2006 News Story

King Abdullah: Arab world will not witness a sectarian war

Custodian of the Two Holy Mosques King Abdullah bin Abdulaziz said today that the Arab world would not witness a sectarian war in the region, as analysts have predicted. In fact, the situation in the region looks more promising in the days ahead with Arab and international deliberations underway, the King said.

King Abdullah made the remarks in an interview with the Kuwaiti newspaper Al-Siyassah.

The King praised Palestinian efforts to form a national unity government, which is the key to the path to peace in the Middle East.
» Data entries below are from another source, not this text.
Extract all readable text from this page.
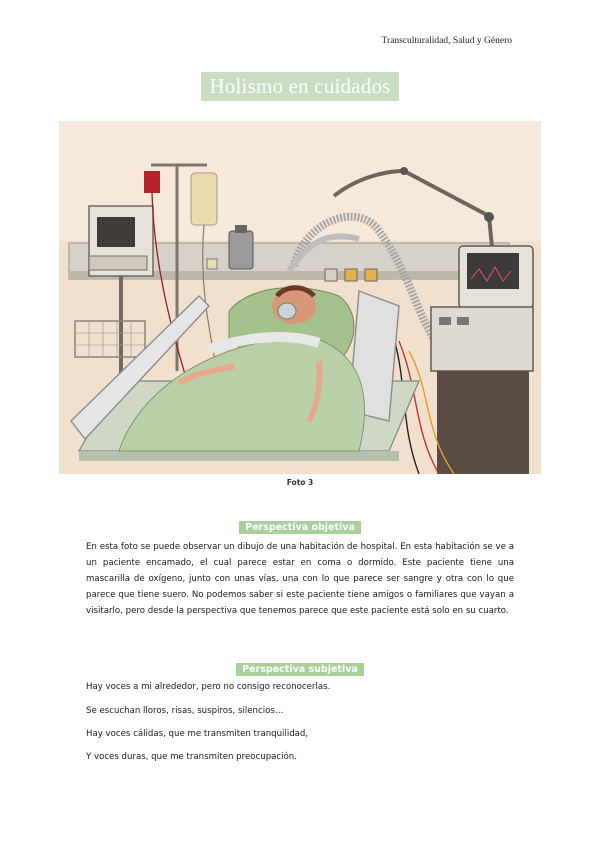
Transculturalidad, Salud y Género
Holismo en cuidados
Foto 3
Perspectiva objetiva
En esta foto se puede observar un dibujo de una habitación de hospital. En esta habitación se ve a un paciente encamado, el cual parece estar en coma o dormido. Este paciente tiene una mascarilla de oxígeno, junto con unas vías, una con lo que parece ser sangre y otra con lo que parece que tiene suero. No podemos saber si este paciente tiene amigos o familiares que vayan a visitarlo, pero desde la perspectiva que tenemos parece que este paciente está solo en su cuarto.
Perspectiva subjetiva
Hay voces a mi alrededor, pero no consigo reconocerlas.
Se escuchan lloros, risas, suspiros, silencios…
Hay voces cálidas, que me transmiten tranquilidad,
Y voces duras, que me transmiten preocupación.
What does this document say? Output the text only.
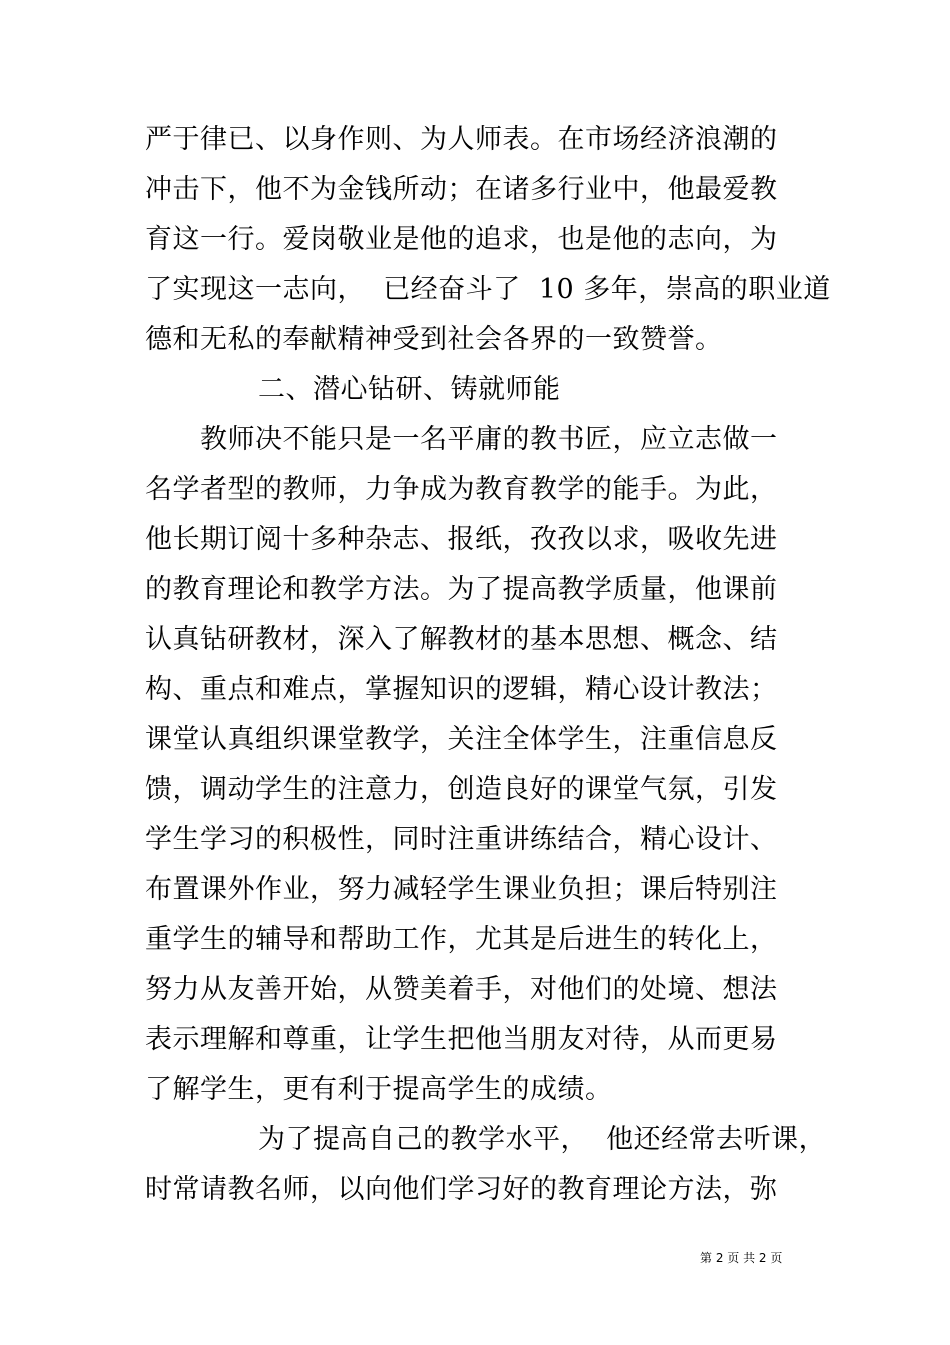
严于律已、以身作则、为人师表。在市场经济浪潮的
冲击下，他不为金钱所动；在诸多行业中，他最爱教
育这一行。爱岗敬业是他的追求，也是他的志向，为
了实现这一志向，  已经奋斗了  10 多年，崇高的职业道
德和无私的奉献精神受到社会各界的一致赞誉。
二、潜心钻研、铸就师能
教师决不能只是一名平庸的教书匠，应立志做一
名学者型的教师，力争成为教育教学的能手。为此，
他长期订阅十多种杂志、报纸，孜孜以求，吸收先进
的教育理论和教学方法。为了提高教学质量，他课前
认真钻研教材，深入了解教材的基本思想、概念、结
构、重点和难点，掌握知识的逻辑，精心设计教法；
课堂认真组织课堂教学，关注全体学生，注重信息反
馈，调动学生的注意力，创造良好的课堂气氛，引发
学生学习的积极性，同时注重讲练结合，精心设计、
布置课外作业，努力减轻学生课业负担；课后特别注
重学生的辅导和帮助工作，尤其是后进生的转化上，
努力从友善开始，从赞美着手，对他们的处境、想法
表示理解和尊重，让学生把他当朋友对待，从而更易
了解学生，更有利于提高学生的成绩。
为了提高自己的教学水平，  他还经常去听课，
时常请教名师，以向他们学习好的教育理论方法，弥
第 2 页 共 2 页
He drew attention to the Arab Peace Initiative, proposed by the Kingdom and adopted by the Arab League in 2002, as an indication that Arabs seek peace.

On Saudi-US relations, the King said that the ties between the two countries are strong, and that there is a mutual understanding on international issues. Saudi Arabia often advises the US administration on issues, and it listens to the Kingdom's views, he said. American society is characterized by freedom of expression, and the Kingdom enjoys the chance to listen to what Americans have to say, he noted.

Turning to the Gulf Cooperation Council (GCC), King Abdullah said that the organization is an important one that benefits the people of the region, and as the largest GCC member, Saudi Arabia will remain patient with those parties who create disputes in the interest of the organization.

Recent financial surpluses provide an opportunity for Gulf countries to build their economies, infrastructures and economic ties with other countries for the prosperity of their people, the King said. Saudi Arabia's agreement with the UAE to build an economic city is an example of the economic linkage at the highest level.